In order to enable and facilitate the rights issue, the Extraordinary General Meeting also resolved to reduce the company’s share capital by SEK 1,233,750,000, without redemption of shares, whereby the quota value for each share will be reduced from SEK 10 to SEK 2.50. Furthermore, the general meeting resolved to amend the articles of association.
Further information about the rights issue and the detailed terms thereof can be found in the company’s press release of 12 March 2009 and in the prospectus and information brochure that is expected to be made public on 16 March 2009.
The SAS share will trade exclusive of the right to participate in the rights offering from and including 16 March 2009.
For further information
Sture Stølen, Head of Investor Relations, +46 8 797 1451
SAS discloses this information pursuant to the Swedish Securities Market Act and/or the Swedish Financial Instruments Trading Act. The information was provided for publication on March 13, 2009, at 3 p.m. CET.Disclaimer
This document is not being distributed to persons in any state or jurisdiction where the offer or sale of the Rights or Shares is not permitted.
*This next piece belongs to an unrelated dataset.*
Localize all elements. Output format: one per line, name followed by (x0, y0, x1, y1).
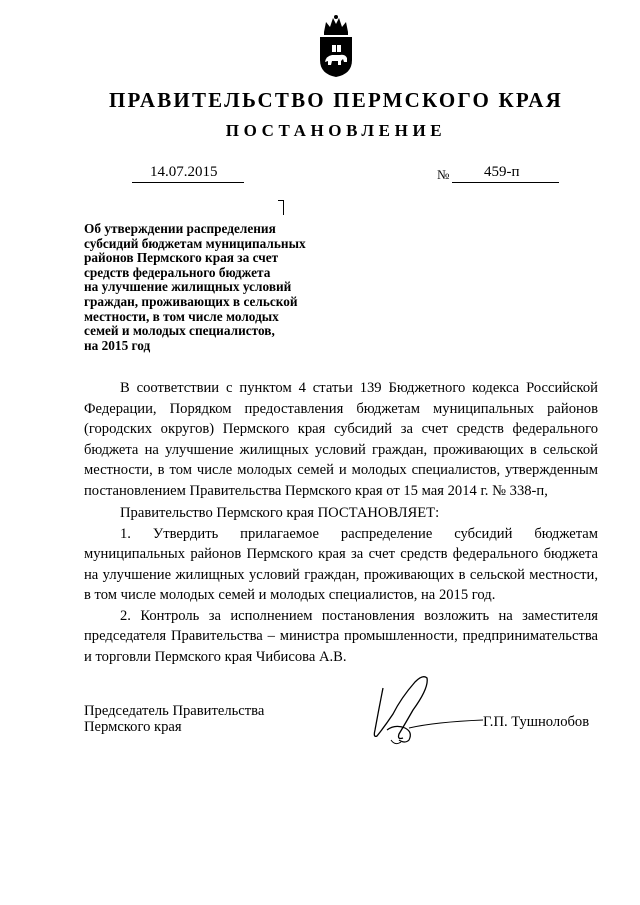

These materials are not an offer for sale of securities in the United States. Securities may not be sold in the United States absent registration with the United States Securities and Exchange Commission or an exemption from registration under the U.S. Securities Act of 1933, as amended. The issuer of the securities does not intend to register any part of the offering in the United States or to conduct a public offering of the Rights or the Shares in the United States.
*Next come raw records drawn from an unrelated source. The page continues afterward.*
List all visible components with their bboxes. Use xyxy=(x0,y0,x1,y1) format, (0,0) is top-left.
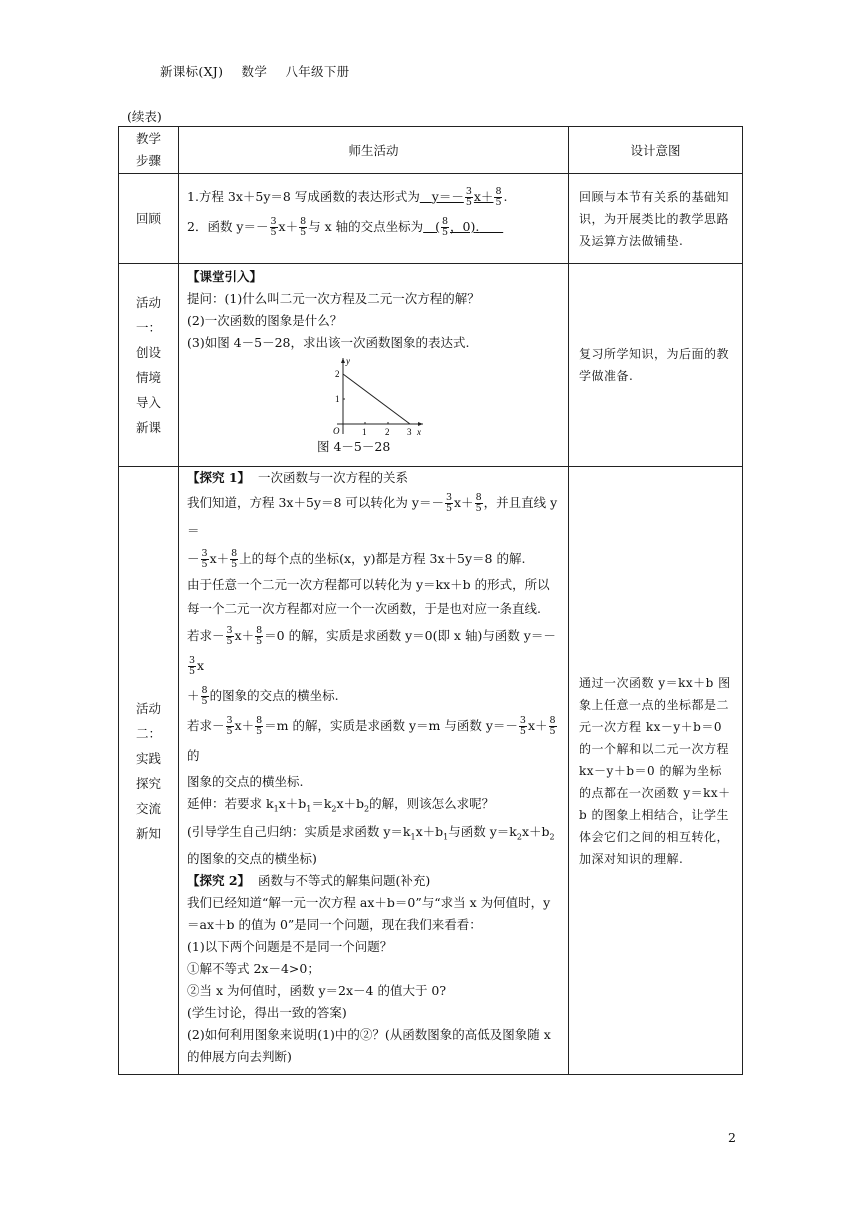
review-q1-answer: y＝－ $\frac{3}{5}$ x＋ $\frac{8}{5}$ xyxy=(431,186,502,208)
explore2-p8: (1)以下两个问题是不是同一个问题？ xyxy=(187,939,393,954)
x-tick-label-2: 2 xyxy=(385,427,390,436)
origin-label: O xyxy=(333,426,340,436)
explore2-p9: ①解不等式 2x－4>0； xyxy=(187,961,320,976)
activity1-row xyxy=(119,264,743,467)
explore2-heading: 【探究 2】 函数与不等式的解集问题(补充) xyxy=(187,873,431,888)
explore1-p3: 若求－ $\frac{3}{5}$ x＋ $\frac{8}{5}$ ＝0 的解，实质是求函数 y＝0(即 x 轴)与函数 y＝－ $\frac{3}{5}$ x ＋ $\frac{8}{5}$ 的图象的交点的横坐标. xyxy=(187,625,556,707)
explore1-p1: 我们知道，方程 3x＋5y＝8 可以转化为 y＝－ $\frac{3}{5}$ x＋ $\frac{8}{5}$ ，并且直线 y＝ － $\frac{3}{5}$ x＋ $\frac{8}{5}$ 上的每个点的坐标(x，y)都是方程 3x＋5y＝8 的解. xyxy=(187,492,558,570)
activity1-content xyxy=(179,264,569,467)
activity1-line-3: (3)如图 4－5－28，求出该一次函数图象的表达式. xyxy=(187,335,470,350)
review-q2: 2．函数 y＝－ $\frac{3}{5}$ x＋ $\frac{8}{5}$ 与 x 轴的交点坐标为 ( $\frac{8}{5}$ ，0). xyxy=(187,212,560,242)
step-activity2: 活动二：实践探究交流新知 xyxy=(119,467,179,1075)
lesson-table xyxy=(118,126,743,1075)
page-header xyxy=(160,62,363,80)
step-activity1: 活动一：创设情境导入新课 xyxy=(119,264,179,467)
review-q2-answer: ( $\frac{8}{5}$ ，0). xyxy=(435,216,480,238)
step-review: 回顾 xyxy=(119,174,179,264)
activity1-title: 【课堂引入】 xyxy=(187,269,263,284)
x-tick-label-3: 3 xyxy=(407,427,412,436)
explore1-p2: 由于任意一个二元一次方程都可以转化为 y＝kx＋b 的形式，所以每一个二元一次方程都对应一个一次函数，于是也对应一条直线. xyxy=(187,577,550,616)
y-tick-label-2: 2 xyxy=(335,369,340,379)
explore2-p12: (2)如何利用图象来说明(1)中的②？(从函数图象的高低及图象随 x 的伸展方向去判断) xyxy=(187,1027,551,1064)
explore1-p4-cont: 图象的交点的横坐标. xyxy=(187,774,304,789)
function-line xyxy=(343,374,410,424)
table-header-row xyxy=(119,127,743,174)
activity1-line-1: 提问：(1)什么叫二元一次方程及二元一次方程的解？ xyxy=(187,291,480,306)
linear-function-graph xyxy=(327,356,427,436)
header-step: 教学步骤 xyxy=(119,127,179,174)
activity2-row xyxy=(119,467,743,1075)
x-tick-label-1: 1 xyxy=(362,427,367,436)
explore1-p5: 延伸：若要求 $k_1x+b_1=k_2x+b_2$的解，则该怎么求呢？ xyxy=(187,796,495,814)
explore1-p4: 若求－ $\frac{3}{5}$ x＋ $\frac{8}{5}$ ＝m 的解，实质是求函数 y＝m 与函数 y＝－ $\frac{3}{5}$ x＋ $\frac{8}{5}$ 的 xyxy=(187,715,556,763)
intent-review: 回顾与本节有关系的基础知识，为开展类比的教学思路及运算方法做铺垫. xyxy=(569,174,743,264)
review-q1: 1.方程 3x＋5y＝8 写成函数的表达形式为 y＝－ $\frac{3}{5}$ x＋ $\frac{8}{5}$ . xyxy=(187,186,508,208)
header-series: 新课标(XJ) xyxy=(160,64,224,79)
review-row xyxy=(119,174,743,264)
header-subject: 数学 xyxy=(241,64,268,79)
intent-activity1: 复习所学知识，为后面的教学做准备. xyxy=(569,264,743,467)
explore2-p11: (学生讨论，得出一致的答案) xyxy=(187,1005,347,1020)
explore1-p6: (引导学生自己归纳：实质是求函数 $y=k_1x+b_1$与函数 $y=k_2x+b_2$ 的图象的交点的横坐标) xyxy=(187,823,555,866)
review-activity xyxy=(179,174,569,264)
header-grade: 八年级下册 xyxy=(285,64,350,79)
explore2-p7: 我们已经知道“解一元一次方程 ax＋b＝0”与“求当 x 为何值时，y＝ax＋b 的值为 0”是同一个问题，现在我们来看看： xyxy=(187,895,551,932)
header-intent: 设计意图 xyxy=(569,127,743,174)
activity1-line-2: (2)一次函数的图象是什么？ xyxy=(187,313,343,328)
graph-caption: 图 4－5－28 xyxy=(317,439,391,454)
activity2-content xyxy=(179,467,569,1075)
intent-activity2: 通过一次函数 y＝kx＋b 图象上任意一点的坐标都是二元一次方程 kx－y＋b＝0 的一个解和以二元一次方程 kx－y＋b＝0 的解为坐标的点都在一次函数 y＝kx＋b 的图象上相结合，让学生体会它们之间的相互转化，加深对知识的理解. xyxy=(569,467,743,1075)
continued-label: (续表) xyxy=(127,109,162,124)
y-axis-label: y xyxy=(346,356,350,366)
y-tick-label-1: 1 xyxy=(335,394,340,404)
explore1-heading: 【探究 1】 一次函数与一次方程的关系 xyxy=(187,470,409,485)
page-number: 2 xyxy=(728,1130,736,1145)
header-activity: 师生活动 xyxy=(179,127,569,174)
explore2-p10: ②当 x 为何值时，函数 y＝2x－4 的值大于 0? xyxy=(187,983,447,998)
x-axis-label: x xyxy=(417,427,421,436)
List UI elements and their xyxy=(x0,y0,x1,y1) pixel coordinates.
This document is only being distributed to and is only directed at (i) persons who are outside the United Kingdom or (ii) to investment professionals falling within Article 19(5) of the Financial Services and Markets Act 2000 (Financial Promotion) Order 2005 (the “Order”) or (iii) high net worth companies, and other persons to whom it may lawfully be communicated, falling within Article 49(2)(a) to (d) of the Order (all such persons in (i), (ii) and (iii) above together being referred to as “relevant persons”). The Rights and the Shares are only available to, and any invitation, offer or agreement to subscribe, purchase or otherwise acquire such securities will be engaged in only with, relevant persons. Any person who is not a relevant person should not act or rely on this document or any of its contents.
This document is an advertisement and is not a prospectus for the purposes of Directive 2003/71/EC (such Directive, together with any applicable implementing measures in the relevant home Member State under such Directive, the “Prospectus Directive”). A prospectus prepared pursuant to the Prospectus Directive will be published, which, when published, can be obtained from the SAS Group. Investors should not subscribe for any securities referred to in this document except on the basis of information contained in the prospectus.
In any EEA Member State that has implemented the Prospective Directive, this communication is only addressed to and is only directed at qualified investors in that Member State within the meaning of the Prospectus Directive.